Copyright: © 2013 Watanabe S, et al. This is an open-access article distributed under the terms of the Creative Commons Attribution License, which permits unrestricted use, distribution, and reproduction in any medium, provided the original author and source are credited.

Abstract

Conditioned Place Preference (CPP) is an easy-to-run experiment that is widely used to detect the reinforcing property of drugs. Most CPP experiments have employed post-training tests without drug injection. Here, a post-training test with drug injection was employed. C57/BL6 mice received CPP training with 0.3 mg/Kg or 3.0 mg/Kg morphine and were then tested three times: without morphine, with 0.3 mg/Kg morphine, and with 3.0 mg/Kg morphine. The mice trained with 0.3 mg/Kg did not show a significant increase in staying time at the drug-associated compartment in the drug-free test, but a significant increase was found in tests with the drug.
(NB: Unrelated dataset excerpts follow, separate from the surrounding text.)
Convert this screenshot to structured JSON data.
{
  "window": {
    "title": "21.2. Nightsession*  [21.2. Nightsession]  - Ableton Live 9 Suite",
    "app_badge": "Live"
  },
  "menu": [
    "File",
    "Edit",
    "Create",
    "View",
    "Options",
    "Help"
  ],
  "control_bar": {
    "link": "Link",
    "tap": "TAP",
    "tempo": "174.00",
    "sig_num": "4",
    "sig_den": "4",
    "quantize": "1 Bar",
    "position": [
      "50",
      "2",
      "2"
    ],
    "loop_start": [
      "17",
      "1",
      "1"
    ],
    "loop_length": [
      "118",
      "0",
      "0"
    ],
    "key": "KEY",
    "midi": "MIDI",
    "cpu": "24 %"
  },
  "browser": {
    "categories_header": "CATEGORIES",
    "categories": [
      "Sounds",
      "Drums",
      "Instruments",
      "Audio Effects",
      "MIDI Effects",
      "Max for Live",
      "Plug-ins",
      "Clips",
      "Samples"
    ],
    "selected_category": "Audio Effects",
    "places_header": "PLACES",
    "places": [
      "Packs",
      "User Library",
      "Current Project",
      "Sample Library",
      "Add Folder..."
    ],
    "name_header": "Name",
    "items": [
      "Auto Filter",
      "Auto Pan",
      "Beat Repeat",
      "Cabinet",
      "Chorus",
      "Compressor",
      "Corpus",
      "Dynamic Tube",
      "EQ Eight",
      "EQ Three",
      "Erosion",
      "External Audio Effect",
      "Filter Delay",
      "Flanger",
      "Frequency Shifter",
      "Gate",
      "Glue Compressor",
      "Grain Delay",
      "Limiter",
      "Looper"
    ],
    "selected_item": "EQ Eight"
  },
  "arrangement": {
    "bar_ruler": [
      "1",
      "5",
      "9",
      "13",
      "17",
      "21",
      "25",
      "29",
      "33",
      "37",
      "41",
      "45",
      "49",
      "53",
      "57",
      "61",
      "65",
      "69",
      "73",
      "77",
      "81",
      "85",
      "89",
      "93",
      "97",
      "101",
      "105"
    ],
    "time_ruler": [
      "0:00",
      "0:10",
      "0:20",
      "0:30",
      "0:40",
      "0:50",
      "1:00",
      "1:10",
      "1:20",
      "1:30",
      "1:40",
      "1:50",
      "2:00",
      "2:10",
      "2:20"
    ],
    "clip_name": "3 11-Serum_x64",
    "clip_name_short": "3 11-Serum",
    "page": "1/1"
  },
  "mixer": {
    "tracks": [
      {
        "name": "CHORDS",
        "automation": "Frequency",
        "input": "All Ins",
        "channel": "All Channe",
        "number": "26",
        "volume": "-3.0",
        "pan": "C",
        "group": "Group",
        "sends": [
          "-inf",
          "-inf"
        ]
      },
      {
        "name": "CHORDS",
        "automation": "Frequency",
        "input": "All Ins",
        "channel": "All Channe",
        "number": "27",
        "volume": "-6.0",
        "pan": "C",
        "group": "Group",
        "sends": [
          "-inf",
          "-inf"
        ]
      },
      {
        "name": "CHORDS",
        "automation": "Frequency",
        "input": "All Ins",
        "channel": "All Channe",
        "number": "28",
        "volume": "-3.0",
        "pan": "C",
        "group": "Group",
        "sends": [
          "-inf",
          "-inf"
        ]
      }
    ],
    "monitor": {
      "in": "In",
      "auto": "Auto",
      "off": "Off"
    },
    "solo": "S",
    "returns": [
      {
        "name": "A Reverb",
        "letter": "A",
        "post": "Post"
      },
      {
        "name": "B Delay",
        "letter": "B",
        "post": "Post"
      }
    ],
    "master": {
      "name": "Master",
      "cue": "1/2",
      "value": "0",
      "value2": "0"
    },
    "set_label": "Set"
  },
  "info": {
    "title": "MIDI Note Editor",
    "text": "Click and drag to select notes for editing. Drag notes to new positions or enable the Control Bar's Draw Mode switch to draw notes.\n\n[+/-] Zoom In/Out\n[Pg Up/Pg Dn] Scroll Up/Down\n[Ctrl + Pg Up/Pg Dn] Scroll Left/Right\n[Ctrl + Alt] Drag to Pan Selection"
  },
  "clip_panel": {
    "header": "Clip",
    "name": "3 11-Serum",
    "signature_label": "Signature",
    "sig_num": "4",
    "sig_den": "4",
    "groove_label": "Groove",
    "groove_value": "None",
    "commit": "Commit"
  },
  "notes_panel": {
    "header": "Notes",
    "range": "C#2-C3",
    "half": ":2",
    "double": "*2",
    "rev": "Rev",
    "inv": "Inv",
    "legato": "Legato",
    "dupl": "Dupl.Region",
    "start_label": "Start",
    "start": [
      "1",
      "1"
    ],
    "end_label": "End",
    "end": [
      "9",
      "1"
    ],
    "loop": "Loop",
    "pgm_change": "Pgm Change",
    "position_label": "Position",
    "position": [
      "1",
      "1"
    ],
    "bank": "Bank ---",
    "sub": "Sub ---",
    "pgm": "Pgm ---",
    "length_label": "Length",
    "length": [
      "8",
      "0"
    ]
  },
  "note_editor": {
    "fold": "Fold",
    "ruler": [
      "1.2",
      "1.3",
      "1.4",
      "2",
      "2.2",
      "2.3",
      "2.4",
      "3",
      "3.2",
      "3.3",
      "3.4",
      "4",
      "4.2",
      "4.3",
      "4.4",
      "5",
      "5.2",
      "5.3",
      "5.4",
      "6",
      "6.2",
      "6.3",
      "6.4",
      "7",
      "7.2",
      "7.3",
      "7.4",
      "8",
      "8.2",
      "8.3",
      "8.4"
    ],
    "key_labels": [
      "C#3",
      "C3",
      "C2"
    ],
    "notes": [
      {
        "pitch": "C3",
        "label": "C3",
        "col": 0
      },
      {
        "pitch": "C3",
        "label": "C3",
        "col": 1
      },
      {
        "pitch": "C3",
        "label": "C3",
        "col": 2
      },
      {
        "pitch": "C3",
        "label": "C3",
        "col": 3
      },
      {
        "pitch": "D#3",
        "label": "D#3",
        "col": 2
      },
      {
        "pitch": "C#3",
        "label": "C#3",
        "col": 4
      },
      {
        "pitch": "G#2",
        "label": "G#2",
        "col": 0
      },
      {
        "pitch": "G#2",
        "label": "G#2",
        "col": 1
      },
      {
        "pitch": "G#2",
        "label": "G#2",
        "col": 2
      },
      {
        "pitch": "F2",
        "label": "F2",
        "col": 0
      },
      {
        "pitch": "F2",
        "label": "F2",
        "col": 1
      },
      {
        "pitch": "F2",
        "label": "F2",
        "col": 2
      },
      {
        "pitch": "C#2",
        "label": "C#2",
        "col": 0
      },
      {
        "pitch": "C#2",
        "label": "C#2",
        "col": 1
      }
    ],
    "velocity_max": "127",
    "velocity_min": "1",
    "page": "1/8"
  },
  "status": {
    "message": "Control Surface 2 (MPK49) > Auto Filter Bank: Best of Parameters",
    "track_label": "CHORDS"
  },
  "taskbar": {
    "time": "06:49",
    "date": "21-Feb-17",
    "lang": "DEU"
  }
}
The mice trained with 3.0 mg/Kg morphine showed conditioned preference in all tests and displayed enhancement of the conditioned preference in tests with the drug. The animals experienced environmental cues under the influence of the drug during the CPP training but were exposed to cues without the drug in the drug-free test. Thus negative results obtained in the post-training drug-free test may have been caused by differences in the stimuli the animals experienced.